The Leader Kim Jong Il

Jun 19, 2015 23:16



The Leader Kim Jong Il by Kim Gang Il is a slim biography of the Dear Leader Comrade General from 1990. Although it was only 136 pages, it took me six days to finish, mainly because it was such a poor translation. I actually enjoy reading the North Korean hagiographies I picked up about Kim Jong Il and his father the Great Leader Marshal Kim Il Sung, yet a bad translation ruined the experience and I found this book both boring and a tedious page-turner. In other words, I could not wait to finish it. I do wonder if propagandist books like this were really meant to be reviewed. The author surely never expected a Canadian to write critically about this short work twenty-five years later. I am afraid my review will be a rehash of all the other North Korean bio reviews (and I know I have written that before). More stories of the Dear Leader's life from childhood on, where he grew up as a child of revolution, a born leader working tirelessly and often (all too often) without meals well into the night. Inefficiencies are miraculously remedied by an on-the-spot visit from the Dear Leader. Kim Jong Il is the ultimate micromanager. This book, more than other North Korean books I have read, was an exercise in redundant writing. How can the author live with himself, writing a single sentence and then stretching it out to paragraph length without adding anything new, other than a rephrasing of the opening sentence, using the same words even? Read these examples:

"Factories and rural villages are the basis of the activities of workers and peasants and other working masses and the theatre where the policies of the Workers' Party of Korea are put into practice. The policy of the Workers' Party of Korea is implemented and bears fruit at factories and in rural areas through the creative labour of the working masses."

and this priceless example:

"This is because these revolutionary traditions are the source of all the Juche cause which is blooming today as the roots of the revolutionary cause of Juche and become traditions as ever for the roots of the Juche cause tomorrow. They contain valuable wealth becoming an example, prototype and eternal foundation of the Juche cause in realizing the revolutionary cause of Juche."

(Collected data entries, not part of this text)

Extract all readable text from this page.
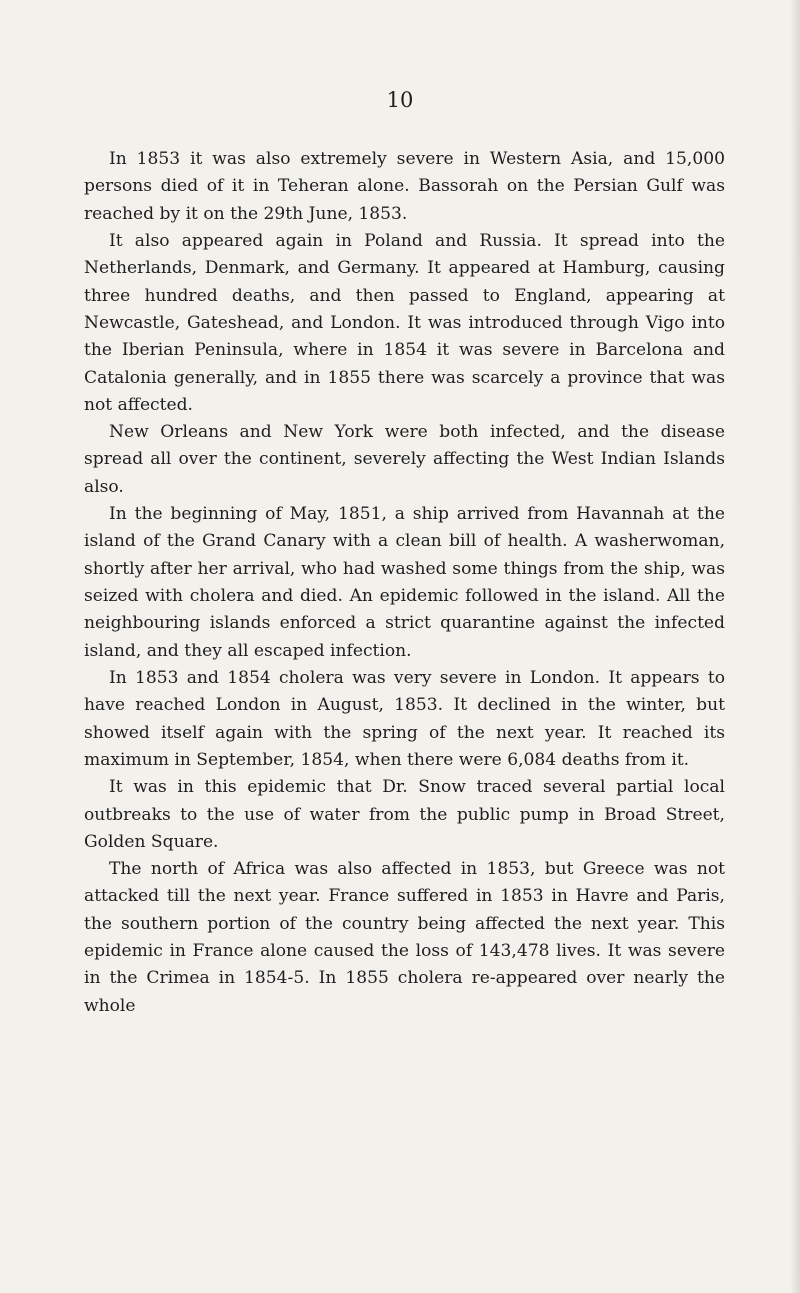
10

In 1853 it was also extremely severe in Western Asia, and 15,000 persons died of it in Teheran alone. Bassorah on the Persian Gulf was reached by it on the 29th June, 1853.

It also appeared again in Poland and Russia. It spread into the Netherlands, Denmark, and Germany. It appeared at Hamburg, causing three hundred deaths, and then passed to England, appearing at Newcastle, Gateshead, and London. It was introduced through Vigo into the Iberian Peninsula, where in 1854 it was severe in Barcelona and Catalonia generally, and in 1855 there was scarcely a province that was not affected.

New Orleans and New York were both infected, and the disease spread all over the continent, severely affecting the West Indian Islands also.

In the beginning of May, 1851, a ship arrived from Havannah at the island of the Grand Canary with a clean bill of health. A washerwoman, shortly after her arrival, who had washed some things from the ship, was seized with cholera and died. An epidemic followed in the island. All the neighbouring islands enforced a strict quarantine against the infected island, and they all escaped infection.

In 1853 and 1854 cholera was very severe in London. It appears to have reached London in August, 1853. It declined in the winter, but showed itself again with the spring of the next year. It reached its maximum in September, 1854, when there were 6,084 deaths from it.

It was in this epidemic that Dr. Snow traced several partial local outbreaks to the use of water from the public pump in Broad Street, Golden Square.

The north of Africa was also affected in 1853, but Greece was not attacked till the next year. France suffered in 1853 in Havre and Paris, the southern portion of the country being affected the next year. This epidemic in France alone caused the loss of 143,478 lives. It was severe in the Crimea in 1854-5. In 1855 cholera re-appeared over nearly the whole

The Leader Kim Jong Il continued the tradition of comparing the Dear Leader Comrade General to gods:

"This is a legendary episode, and his behaviour as a boy was all so suggestive of his wisdom and brightness that he deserved to be called a demigod."

and:

"Secretary Kim Jong Il is the Prometheus who kindled the flame of this renaissance of the 20th century."

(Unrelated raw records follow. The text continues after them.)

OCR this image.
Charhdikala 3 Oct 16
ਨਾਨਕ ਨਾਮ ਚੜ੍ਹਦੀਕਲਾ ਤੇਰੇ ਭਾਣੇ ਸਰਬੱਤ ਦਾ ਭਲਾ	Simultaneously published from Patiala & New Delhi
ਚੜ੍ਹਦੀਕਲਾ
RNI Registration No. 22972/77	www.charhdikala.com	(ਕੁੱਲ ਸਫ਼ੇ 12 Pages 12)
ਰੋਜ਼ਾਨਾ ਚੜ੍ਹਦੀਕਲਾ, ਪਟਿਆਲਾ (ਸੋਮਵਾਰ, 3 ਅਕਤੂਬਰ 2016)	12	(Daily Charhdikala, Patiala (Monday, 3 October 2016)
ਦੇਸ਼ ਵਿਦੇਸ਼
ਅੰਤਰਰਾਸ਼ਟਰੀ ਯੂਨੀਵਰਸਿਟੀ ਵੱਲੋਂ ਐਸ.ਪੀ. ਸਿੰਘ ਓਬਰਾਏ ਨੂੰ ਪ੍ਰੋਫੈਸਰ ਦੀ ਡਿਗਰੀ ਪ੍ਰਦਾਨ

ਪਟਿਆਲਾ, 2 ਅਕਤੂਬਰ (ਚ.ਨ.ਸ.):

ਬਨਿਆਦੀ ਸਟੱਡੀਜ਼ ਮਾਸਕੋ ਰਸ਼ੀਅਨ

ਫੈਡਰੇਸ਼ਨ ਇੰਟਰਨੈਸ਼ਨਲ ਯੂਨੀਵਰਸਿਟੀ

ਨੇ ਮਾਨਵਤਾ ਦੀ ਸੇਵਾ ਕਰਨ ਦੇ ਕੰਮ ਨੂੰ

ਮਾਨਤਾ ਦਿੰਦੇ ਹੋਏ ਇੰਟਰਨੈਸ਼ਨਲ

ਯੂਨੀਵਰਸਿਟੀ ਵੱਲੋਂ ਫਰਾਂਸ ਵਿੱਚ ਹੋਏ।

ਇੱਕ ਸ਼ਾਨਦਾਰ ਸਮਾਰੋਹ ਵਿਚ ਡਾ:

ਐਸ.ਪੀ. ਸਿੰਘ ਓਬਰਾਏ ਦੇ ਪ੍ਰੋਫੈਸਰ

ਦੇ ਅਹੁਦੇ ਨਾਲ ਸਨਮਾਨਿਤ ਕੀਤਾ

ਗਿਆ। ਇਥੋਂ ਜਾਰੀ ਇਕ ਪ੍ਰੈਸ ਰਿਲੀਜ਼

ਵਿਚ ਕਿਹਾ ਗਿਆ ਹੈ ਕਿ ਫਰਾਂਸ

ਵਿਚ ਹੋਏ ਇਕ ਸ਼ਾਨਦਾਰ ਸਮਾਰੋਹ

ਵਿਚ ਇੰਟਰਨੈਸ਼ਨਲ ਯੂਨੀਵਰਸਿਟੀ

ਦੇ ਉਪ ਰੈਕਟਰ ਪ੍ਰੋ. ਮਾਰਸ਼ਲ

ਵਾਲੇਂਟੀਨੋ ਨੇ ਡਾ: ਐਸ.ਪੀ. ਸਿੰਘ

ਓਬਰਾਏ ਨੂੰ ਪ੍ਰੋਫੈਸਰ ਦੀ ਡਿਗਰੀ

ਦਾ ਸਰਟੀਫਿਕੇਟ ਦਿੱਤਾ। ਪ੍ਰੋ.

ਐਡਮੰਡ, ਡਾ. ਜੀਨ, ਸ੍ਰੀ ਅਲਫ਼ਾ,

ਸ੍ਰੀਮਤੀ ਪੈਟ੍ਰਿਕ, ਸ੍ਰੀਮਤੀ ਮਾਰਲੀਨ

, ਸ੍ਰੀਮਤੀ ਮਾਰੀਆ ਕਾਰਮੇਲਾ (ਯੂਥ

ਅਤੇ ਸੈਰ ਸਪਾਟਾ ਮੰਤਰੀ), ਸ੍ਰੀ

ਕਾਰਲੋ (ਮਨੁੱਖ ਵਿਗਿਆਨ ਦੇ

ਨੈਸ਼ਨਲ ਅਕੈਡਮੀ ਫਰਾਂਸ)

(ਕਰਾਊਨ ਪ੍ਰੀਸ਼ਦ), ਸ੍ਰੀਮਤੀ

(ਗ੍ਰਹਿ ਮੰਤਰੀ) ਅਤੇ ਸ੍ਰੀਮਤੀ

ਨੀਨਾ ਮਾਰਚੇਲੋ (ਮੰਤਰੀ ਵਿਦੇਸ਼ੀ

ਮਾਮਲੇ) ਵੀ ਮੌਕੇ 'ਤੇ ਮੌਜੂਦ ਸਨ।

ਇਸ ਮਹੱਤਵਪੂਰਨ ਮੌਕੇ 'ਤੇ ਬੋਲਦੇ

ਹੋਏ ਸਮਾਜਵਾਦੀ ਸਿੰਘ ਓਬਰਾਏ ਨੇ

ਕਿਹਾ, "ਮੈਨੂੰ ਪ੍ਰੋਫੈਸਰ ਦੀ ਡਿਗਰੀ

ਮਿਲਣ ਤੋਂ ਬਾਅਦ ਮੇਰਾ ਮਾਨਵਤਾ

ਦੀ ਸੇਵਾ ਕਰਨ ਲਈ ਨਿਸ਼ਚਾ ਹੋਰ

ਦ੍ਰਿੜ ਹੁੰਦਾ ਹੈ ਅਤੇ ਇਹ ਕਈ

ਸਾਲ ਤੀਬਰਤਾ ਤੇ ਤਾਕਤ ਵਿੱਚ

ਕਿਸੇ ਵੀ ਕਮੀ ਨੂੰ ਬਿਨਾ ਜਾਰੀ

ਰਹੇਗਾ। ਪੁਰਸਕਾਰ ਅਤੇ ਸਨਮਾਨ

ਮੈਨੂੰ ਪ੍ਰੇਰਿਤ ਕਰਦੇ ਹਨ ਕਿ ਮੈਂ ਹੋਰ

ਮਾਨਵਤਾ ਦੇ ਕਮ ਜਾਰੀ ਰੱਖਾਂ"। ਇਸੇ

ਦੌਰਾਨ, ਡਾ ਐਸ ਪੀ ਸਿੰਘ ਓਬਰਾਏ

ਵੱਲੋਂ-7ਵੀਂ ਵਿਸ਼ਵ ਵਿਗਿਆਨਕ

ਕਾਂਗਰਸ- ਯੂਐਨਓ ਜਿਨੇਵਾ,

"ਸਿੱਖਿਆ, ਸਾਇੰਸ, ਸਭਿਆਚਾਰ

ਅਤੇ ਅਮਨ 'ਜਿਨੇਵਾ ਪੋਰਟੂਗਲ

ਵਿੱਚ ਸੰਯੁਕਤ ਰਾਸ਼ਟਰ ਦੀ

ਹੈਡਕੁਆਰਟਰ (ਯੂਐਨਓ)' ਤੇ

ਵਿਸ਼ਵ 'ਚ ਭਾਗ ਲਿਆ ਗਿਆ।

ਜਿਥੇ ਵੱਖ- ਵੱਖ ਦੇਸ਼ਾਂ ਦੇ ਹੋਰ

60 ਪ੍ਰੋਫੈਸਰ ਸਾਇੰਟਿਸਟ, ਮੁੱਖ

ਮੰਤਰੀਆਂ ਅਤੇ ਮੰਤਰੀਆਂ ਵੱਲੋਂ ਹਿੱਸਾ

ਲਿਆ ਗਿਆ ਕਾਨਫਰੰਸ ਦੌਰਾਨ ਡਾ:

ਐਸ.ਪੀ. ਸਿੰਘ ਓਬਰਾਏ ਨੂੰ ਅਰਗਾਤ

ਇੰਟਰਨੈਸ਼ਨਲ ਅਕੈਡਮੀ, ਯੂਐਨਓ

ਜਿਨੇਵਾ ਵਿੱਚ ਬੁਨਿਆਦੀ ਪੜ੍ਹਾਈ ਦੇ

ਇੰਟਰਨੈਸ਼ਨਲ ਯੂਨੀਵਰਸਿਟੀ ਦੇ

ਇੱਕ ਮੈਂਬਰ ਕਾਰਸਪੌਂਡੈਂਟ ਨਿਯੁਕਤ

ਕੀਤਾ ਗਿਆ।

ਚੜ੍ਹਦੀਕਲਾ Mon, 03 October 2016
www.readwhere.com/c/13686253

The author had a poor writing style, one that cannot be blamed solely on the translator. I do believe that the translator was merely working with the original substandard text before him. Still, I wonder how the following sentence could have appeared in print:

"The speed campaign means that one pushes ahead with work at lightning speed and thereby attains the greatest achievements in the shortest period of time."

The English speakers who read that sentence all let out a collective Duh. Couldn't the translator have achieved the same effect by just the first three words of that sentence? And how about this awful example, which is so typical of a poor Korean-to-English translation, where the definite and indefinite articles are often lacking:

"An instructor of the college of agriculture who had succeeded in producing a new kind of microelement fertilizer after repeated research for some twenty years and one who had found out a way of comprehensive use of excrement of factory after the painstaking research for ten years and other unassuming heroes were picked out everywhere."
It took me six days to finish The Leader Kim Jong Il because I had to reread, repeatedly, such sentences as above to try to understand them. There is better North Korean literature out there--but even then, that's not saying a lot.